Esta palavra saudade…

Saudade continuará a ser a ‘palavra amarga e doce, estrangulada na garganta, palavra como se fosse, o silêncio que se canta’. E permanecerá sempre viva nos nossos corações, até ao final dos tempos

Esta palavra saudade/Sete letras de ternura/Sete letras de ansiedade/E outras tantas de aventura…». 

Começa assim o poema que Ary dos Santos e César Oliveira escreveram, e o conceituado Nuno Nazareth Fernandes musicou, para a nossa grande Simone de Oliveira interpretar de uma forma muito própria, como só ela sabe fazer.
‘Saudade’ é uma palavra apenas nossa, difícil de explicar exatamente a um estrangeiro, algo nostálgica, associada a lembranças de um passado feliz ou de alguém que nos marcou pela positiva. 

É algo muito forte, capaz de modificar os nossos planos, que mexe connosco e nos pode levar a fazer opções, por vezes profundas, na nossa vida. 

A história que hoje partilho é um bom exemplo desse sentimento. Conta-se, em Setúbal, já lá vão uns anos, que dois médicos no começo da carreira partiram para os Estados Unidos à procura de melhores condições no campo profissional. 

Um deles teve uma excelente adaptação, integrando-se no meio médico sem problemas, progredindo na carreira, como não era possível em Portugal. Bem cedo ficou fascinado com as novas tecnologias e com a forma de trabalhar dos americanos – e por lá se foi mantendo, sem vontade de regressar ao seu país. 

O outro, pelo contrário, teve mais dificuldades. Dia após dia ia sentindo a falta de tudo, daquilo que cá deixara, da sua terra, das suas raízes, da família, dos amigos e do seu estilo de vida. 

Esta nostalgia foi aumentando sempre, de tal modo que, numa das praças da cidade – que tinha de atravessar a pé a caminho do trabalho – já via a Praça de Bocage! A tristeza apoderou-se dele, o trabalho não compensava e o desânimo obrigou-o a regressar. 

Dito de outra forma, no primeiro caso prevaleceu a razão, no segundo foi a saudade que falou mais alto.

Nos dias de hoje, não sei se a história acabaria assim. Os tempos mudaram e a sociedade vai-nos impondo outras regras às quais nos temos de adaptar, com mais ou menos dificuldade. Esta palavra ‘saudade’, para alguns, pode mesmo não fazer sentido – e aqueles que ainda a invocam podem ser considerados ‘saudosistas’ por uns e até ‘piegas’ por outros.

Já lá vai o tempo em que a família tinha outro peso e era um pilar essencial que ninguém ousava contestar. 
Aliás, o conceito e a estrutura familiar são bem diferentes no momento presente. Os pais, ocupadíssimos com o trabalho, não têm tempo suficiente para acompanhar os filhos, deixando-os mais desamparados; e os idosos são em muitos casos despejados em lares, onde aos poucos se vão desligando do mundo. 

A solidariedade deu lugar à competitividade sem limites e as convicções às conveniências. 

A vida resume-se ao dia de hoje – e o que passou a contar é o meu bem-estar, a minha realização profissional e os meus projetos. 

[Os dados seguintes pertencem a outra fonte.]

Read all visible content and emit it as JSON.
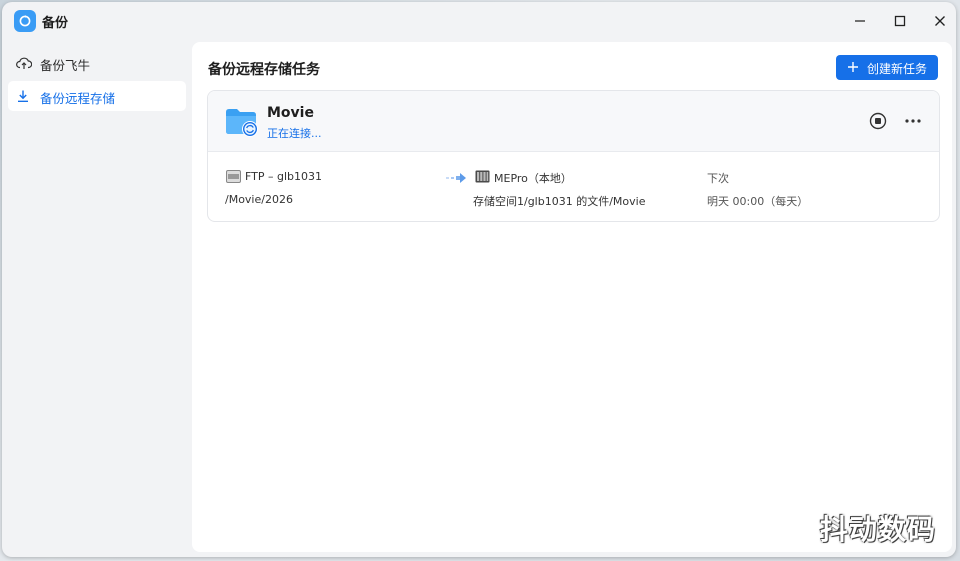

Não admira, pois, que o número de casamentos caia, o número de separações seja cada vez maior e os nascimentos diminuam, fazendo de Portugal um país com uma baixíssima natalidade. Para um jovem, a ida para o estrangeiro é hoje uma coisa natural. Constituir família não é prioritário – e deixar as suas raízes não tem qualquer importância. Lamentavelmente, o país, por não ter condições para os manter, como que os ‘empurra’ para fora, depois de os ter formado e investido a fundo na sua formação. Os jovens de hoje estão mais virados para o planeta, preocupam-se com o ambiente, com as reciclagens e com a gestão correta dos bens naturais, o que não se via na minha geração e é justo realçar. 

Na minha área também muita coisa mudou. O que se ganhou com os progressos e os avanços da Medicina de que tanto nos orgulhamos perdeu-se em humanidade – e sente-se a falta da tal palavra que conforta, da mão amiga que consola e de um sorriso que traga esperança. Os doentes são os primeiros a reconhecê-lo e a lamentar essa realidade.
Contudo, as boas recordações não desaparecem, ficam para sempre e devem ser lembradas com a saudade indestrutível dos momentos felizes da nossa vida.

Saudade continuará a ser a ‘palavra amarga e doce, estrangulada na garganta, palavra como se fosse, o silêncio que se canta’. E permanecerá sempre viva nos nossos corações, até ao final dos tempos. Como diz o poema, no qual me revejo: ‘Sete letras de encanto/Sete letras por enquanto/Enquanto a gente for viva’.